Аббай лишь усмехнулся и погрозил перстом:
– Ведомо, лукавая ты, княгиня! И об этом слышал я в иных землях. Трава-то повсюду, но силы не имеет. Мне любо позреть на ту, которая покрывает не человеческие следы, а божьи. Эта же трава бывает лишь на тропе Траяна. Ты же тропы этой не знаешь, потому в терем не зови. Упрямство старца возмутило княгиню.
– А слышал ли, .что я крута норовом?
– И об этом наслышан, государыня, – равнодушно промолвил чародей, поглаживая обезьяну на плече. – Да все одно не пойду. Разве что своего магота отпущу с тобой. Пусть он сына твоего будит.
– Смеешься надо мной? – взъярилась княгиня. – В сей же час на площади велю голову тебе отрубить! И обезьяне твоей!
Чародей покорно склонился.
– Сама отрубишь или палача позовешь?
– Нет, чародей спесивый! Смерть на миру красна, на своем дворе казнить буду! – засмеялась княгиня. – Заморские купцы вмиг славу разнесут про лютую княгиню и жертву – немощного старца… Не дождешься чести от меня, в каменном погребе заточен будешь до смерти, если не станешь будить спящего князя.

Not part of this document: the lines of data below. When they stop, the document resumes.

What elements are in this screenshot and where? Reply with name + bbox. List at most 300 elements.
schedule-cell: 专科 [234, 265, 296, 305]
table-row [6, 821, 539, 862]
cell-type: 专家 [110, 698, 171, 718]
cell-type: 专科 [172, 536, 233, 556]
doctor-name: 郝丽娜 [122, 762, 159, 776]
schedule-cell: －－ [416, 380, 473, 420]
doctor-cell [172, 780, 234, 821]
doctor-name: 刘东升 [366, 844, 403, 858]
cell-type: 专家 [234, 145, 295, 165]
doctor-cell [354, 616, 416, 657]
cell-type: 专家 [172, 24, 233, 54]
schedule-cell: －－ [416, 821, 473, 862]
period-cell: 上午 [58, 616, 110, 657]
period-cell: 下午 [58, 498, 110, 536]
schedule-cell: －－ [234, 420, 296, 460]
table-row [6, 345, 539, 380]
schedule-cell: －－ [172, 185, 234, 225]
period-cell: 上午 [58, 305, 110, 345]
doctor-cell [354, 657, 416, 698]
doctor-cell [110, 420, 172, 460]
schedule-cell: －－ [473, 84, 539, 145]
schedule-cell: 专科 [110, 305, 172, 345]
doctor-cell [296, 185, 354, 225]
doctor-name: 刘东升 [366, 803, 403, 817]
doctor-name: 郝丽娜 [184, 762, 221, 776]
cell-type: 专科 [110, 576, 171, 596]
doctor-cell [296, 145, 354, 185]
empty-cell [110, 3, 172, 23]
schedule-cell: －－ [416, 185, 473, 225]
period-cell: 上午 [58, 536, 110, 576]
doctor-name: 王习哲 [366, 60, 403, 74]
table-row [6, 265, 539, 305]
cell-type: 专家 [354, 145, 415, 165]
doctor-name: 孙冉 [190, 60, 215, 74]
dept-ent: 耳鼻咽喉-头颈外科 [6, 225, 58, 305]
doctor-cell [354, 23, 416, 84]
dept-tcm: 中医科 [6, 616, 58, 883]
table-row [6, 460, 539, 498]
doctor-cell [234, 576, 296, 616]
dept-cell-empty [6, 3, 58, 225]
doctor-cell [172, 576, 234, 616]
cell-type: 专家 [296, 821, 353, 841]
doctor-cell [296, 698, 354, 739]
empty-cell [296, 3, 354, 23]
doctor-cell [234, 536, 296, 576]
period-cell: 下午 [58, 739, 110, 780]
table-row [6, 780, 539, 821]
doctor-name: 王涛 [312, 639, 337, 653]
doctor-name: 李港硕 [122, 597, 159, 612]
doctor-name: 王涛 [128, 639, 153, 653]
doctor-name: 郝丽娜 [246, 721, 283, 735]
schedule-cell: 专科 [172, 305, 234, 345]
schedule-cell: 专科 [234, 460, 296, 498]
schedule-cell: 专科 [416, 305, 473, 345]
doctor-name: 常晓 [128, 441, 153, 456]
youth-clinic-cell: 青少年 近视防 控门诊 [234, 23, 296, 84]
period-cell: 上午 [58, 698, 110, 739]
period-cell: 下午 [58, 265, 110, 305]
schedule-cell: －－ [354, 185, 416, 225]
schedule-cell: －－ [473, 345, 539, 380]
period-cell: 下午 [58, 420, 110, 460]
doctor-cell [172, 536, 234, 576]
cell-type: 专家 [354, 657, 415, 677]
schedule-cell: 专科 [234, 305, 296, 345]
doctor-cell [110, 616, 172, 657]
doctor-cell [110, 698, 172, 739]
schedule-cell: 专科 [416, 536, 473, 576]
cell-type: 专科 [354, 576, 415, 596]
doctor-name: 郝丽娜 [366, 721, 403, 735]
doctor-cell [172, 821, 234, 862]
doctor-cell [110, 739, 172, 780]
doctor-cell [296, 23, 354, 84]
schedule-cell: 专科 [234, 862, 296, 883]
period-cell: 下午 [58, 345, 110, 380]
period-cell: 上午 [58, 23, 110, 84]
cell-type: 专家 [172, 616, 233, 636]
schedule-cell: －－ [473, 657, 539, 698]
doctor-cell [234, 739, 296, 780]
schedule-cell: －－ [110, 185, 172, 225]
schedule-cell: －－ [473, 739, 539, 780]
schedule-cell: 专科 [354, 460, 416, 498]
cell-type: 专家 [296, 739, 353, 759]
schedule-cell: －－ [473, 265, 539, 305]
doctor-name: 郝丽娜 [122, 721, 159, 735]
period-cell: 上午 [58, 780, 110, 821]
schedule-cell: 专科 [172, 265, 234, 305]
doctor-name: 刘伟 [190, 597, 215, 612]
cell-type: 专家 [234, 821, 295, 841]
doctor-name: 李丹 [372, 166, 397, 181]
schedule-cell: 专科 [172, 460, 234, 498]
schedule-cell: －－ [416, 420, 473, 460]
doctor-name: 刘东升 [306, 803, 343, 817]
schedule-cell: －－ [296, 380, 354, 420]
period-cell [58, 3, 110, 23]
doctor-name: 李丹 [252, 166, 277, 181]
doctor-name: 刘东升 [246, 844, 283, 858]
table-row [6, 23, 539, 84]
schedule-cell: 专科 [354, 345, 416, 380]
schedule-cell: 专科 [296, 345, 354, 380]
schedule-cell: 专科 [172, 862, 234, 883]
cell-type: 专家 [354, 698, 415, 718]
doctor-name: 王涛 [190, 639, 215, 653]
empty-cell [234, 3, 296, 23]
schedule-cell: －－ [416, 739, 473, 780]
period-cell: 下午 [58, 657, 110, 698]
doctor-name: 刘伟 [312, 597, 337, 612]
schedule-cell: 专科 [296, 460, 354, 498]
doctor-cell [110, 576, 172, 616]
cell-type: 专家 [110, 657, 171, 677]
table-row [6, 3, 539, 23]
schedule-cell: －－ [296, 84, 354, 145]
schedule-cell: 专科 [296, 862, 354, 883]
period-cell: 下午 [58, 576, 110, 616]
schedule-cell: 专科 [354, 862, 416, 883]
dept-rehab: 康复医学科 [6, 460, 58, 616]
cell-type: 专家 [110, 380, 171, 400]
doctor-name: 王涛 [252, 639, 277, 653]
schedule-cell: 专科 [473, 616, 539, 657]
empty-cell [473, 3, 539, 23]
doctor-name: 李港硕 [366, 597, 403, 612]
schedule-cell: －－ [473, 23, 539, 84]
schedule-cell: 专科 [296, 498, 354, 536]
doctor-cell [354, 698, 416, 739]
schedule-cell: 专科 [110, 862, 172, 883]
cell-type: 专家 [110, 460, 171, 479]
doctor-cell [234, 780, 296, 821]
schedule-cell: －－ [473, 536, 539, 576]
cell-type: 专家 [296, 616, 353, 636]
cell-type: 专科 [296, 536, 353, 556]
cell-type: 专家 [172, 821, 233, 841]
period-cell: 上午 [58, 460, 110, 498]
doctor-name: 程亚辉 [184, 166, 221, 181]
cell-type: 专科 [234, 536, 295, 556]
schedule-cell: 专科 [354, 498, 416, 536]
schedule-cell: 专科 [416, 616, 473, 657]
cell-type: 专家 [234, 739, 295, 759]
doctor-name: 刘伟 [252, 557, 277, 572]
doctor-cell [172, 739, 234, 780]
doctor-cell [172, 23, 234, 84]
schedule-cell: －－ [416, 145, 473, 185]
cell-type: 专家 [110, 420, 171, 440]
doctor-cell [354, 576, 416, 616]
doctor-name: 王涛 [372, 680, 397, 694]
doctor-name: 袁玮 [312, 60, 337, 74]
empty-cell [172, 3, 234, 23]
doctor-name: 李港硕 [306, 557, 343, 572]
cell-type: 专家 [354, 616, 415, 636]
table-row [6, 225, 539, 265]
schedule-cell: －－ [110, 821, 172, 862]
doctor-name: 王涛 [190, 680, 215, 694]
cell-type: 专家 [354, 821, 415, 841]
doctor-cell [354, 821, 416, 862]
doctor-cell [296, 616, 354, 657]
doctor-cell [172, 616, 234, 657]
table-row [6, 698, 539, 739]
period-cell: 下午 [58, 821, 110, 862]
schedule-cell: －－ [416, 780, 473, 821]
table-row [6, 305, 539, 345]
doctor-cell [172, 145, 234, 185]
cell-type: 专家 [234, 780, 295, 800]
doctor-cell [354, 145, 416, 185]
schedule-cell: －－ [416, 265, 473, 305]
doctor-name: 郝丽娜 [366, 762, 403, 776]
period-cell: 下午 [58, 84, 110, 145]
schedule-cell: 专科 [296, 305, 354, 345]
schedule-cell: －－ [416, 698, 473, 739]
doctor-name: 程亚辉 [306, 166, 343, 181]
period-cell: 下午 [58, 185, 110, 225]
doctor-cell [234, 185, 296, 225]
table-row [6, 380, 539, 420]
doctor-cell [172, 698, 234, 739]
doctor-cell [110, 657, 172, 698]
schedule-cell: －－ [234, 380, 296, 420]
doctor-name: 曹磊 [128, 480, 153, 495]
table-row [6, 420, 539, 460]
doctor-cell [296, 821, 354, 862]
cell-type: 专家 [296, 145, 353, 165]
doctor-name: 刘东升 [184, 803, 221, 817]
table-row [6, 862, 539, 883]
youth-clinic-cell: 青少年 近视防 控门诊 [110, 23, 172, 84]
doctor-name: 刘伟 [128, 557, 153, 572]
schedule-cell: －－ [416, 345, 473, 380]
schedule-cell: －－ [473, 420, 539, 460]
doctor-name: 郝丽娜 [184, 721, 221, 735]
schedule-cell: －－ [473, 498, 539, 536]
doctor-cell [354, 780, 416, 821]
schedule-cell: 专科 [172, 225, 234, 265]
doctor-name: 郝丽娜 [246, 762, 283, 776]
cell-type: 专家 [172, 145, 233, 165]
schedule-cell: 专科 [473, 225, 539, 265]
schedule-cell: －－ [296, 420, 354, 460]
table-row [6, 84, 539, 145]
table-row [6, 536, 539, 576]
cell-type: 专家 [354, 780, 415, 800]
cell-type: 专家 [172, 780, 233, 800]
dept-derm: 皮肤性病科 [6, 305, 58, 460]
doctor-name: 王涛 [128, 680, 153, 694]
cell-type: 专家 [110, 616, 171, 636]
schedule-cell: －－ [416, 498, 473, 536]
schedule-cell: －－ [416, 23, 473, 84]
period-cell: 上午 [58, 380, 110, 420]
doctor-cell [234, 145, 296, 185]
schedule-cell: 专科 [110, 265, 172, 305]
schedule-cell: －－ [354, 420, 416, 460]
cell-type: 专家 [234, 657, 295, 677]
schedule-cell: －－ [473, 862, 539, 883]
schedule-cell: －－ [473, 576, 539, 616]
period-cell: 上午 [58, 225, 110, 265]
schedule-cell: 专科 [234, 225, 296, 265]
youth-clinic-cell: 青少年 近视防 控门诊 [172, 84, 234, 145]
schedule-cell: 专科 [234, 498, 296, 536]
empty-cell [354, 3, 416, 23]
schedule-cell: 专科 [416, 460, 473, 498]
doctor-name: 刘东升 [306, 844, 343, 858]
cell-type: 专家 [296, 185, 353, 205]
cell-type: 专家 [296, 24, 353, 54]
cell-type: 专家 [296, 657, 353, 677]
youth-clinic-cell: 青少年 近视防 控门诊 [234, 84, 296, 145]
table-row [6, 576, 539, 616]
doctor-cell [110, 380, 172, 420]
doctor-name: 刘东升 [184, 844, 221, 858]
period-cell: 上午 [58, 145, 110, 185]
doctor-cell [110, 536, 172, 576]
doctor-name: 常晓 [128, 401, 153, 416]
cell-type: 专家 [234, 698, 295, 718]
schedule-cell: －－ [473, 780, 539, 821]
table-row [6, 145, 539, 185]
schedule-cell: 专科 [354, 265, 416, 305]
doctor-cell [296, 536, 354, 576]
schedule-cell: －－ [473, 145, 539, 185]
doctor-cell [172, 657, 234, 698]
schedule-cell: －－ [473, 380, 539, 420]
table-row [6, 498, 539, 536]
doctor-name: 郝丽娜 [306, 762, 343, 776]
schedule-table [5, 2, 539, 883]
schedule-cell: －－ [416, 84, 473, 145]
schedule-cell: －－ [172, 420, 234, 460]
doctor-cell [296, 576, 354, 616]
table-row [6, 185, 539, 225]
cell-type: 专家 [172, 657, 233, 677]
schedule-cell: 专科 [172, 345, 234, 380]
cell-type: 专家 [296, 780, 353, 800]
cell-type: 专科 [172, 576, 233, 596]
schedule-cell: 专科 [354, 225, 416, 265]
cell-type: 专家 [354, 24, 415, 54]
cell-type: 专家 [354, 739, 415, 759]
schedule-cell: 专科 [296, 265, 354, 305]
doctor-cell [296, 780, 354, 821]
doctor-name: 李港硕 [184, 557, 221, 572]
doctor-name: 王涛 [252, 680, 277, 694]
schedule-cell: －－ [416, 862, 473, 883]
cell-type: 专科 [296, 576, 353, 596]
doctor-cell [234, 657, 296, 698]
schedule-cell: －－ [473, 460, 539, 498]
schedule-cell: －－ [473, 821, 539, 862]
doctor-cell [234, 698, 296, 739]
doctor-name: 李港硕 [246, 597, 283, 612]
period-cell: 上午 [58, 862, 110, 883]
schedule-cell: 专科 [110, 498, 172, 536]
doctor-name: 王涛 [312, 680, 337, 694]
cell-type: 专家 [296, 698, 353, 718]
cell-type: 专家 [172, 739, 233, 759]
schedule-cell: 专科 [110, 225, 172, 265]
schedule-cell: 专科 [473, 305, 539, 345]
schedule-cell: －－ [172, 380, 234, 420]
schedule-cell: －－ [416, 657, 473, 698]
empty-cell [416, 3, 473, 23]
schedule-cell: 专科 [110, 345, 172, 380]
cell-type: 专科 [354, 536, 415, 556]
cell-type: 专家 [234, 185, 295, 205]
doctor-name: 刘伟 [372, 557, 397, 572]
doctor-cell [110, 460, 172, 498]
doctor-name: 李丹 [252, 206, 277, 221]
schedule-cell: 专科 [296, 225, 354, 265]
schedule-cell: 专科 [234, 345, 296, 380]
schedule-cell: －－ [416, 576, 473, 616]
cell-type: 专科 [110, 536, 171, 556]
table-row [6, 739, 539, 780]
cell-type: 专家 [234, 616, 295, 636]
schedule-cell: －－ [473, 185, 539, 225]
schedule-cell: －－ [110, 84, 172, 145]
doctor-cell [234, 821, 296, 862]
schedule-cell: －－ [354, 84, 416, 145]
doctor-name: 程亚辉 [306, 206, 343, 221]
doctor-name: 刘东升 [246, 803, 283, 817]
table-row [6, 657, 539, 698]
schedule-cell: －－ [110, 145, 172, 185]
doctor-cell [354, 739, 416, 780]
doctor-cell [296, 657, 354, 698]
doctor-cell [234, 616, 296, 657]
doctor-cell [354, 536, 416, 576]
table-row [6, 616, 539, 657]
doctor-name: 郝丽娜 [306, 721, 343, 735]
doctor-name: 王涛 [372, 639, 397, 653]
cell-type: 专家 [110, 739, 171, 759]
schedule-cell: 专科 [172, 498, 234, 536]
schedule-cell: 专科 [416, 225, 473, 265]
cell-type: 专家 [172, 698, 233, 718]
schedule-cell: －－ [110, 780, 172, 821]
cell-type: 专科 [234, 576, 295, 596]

– А давай бросим кости? – вдруг оживился Аббай. – Коль выиграешь – исполню всякое твое желание. Кого захочешь разбужу, усыплю…
Он побренчал костями в серебряном кубке.
– Сыграй! Сыграй! – закричала над его головой птица в клетке. – Зрю, ждет тебя удача! Сыграй! И обезьяна загнусавила, замахала лапами:
– Не бойся княгиня, брось кости! Обыграешь! Аббай слепой, так его обмануть можно…
– В подобную игру я не играла, – смутилась княгиня. – Не знаю и обычая такого – в кости играть. Птица же в клетке забилась, закартавила:
– Игра простая! Встряхни кубок и бросай! Ну, пробуй! Дерзай же, дерзай!
– Испытай рок, – предложил чародей. – Ты ставишь свое желание, я же ничего не ставлю. Коль выиграю я – ничего с тебя не возьму.
– Не возьмет, не возьмет, – подтвердила обезьяна. – Слово Аббая – закон.
Не удержалась княгиня от искушения, к тому же сонливой стала и разум будто размягчился.
– Добро, сыграю…
– Вот тебе кубок, бросай первая, – сказал чародей и расстелил перед собой циновку. – Пусть нас рассудит провидение: идти мне в терем или нет.
Княгиня неуверенной рукой потрясла кубок и опрокинула его на циновку. Три черных куба показали число три.
– Три! Три! Три! – заорала птица. – Не все потеряно, княгиня!
Не успела она и оком моргнуть, как чародей бросил кости, и оказалось у него число восемнадцать.
– Рок не велит мне будить твоего сына, – сказал он. – Ты проиграла, княгиня! В терем не пойду.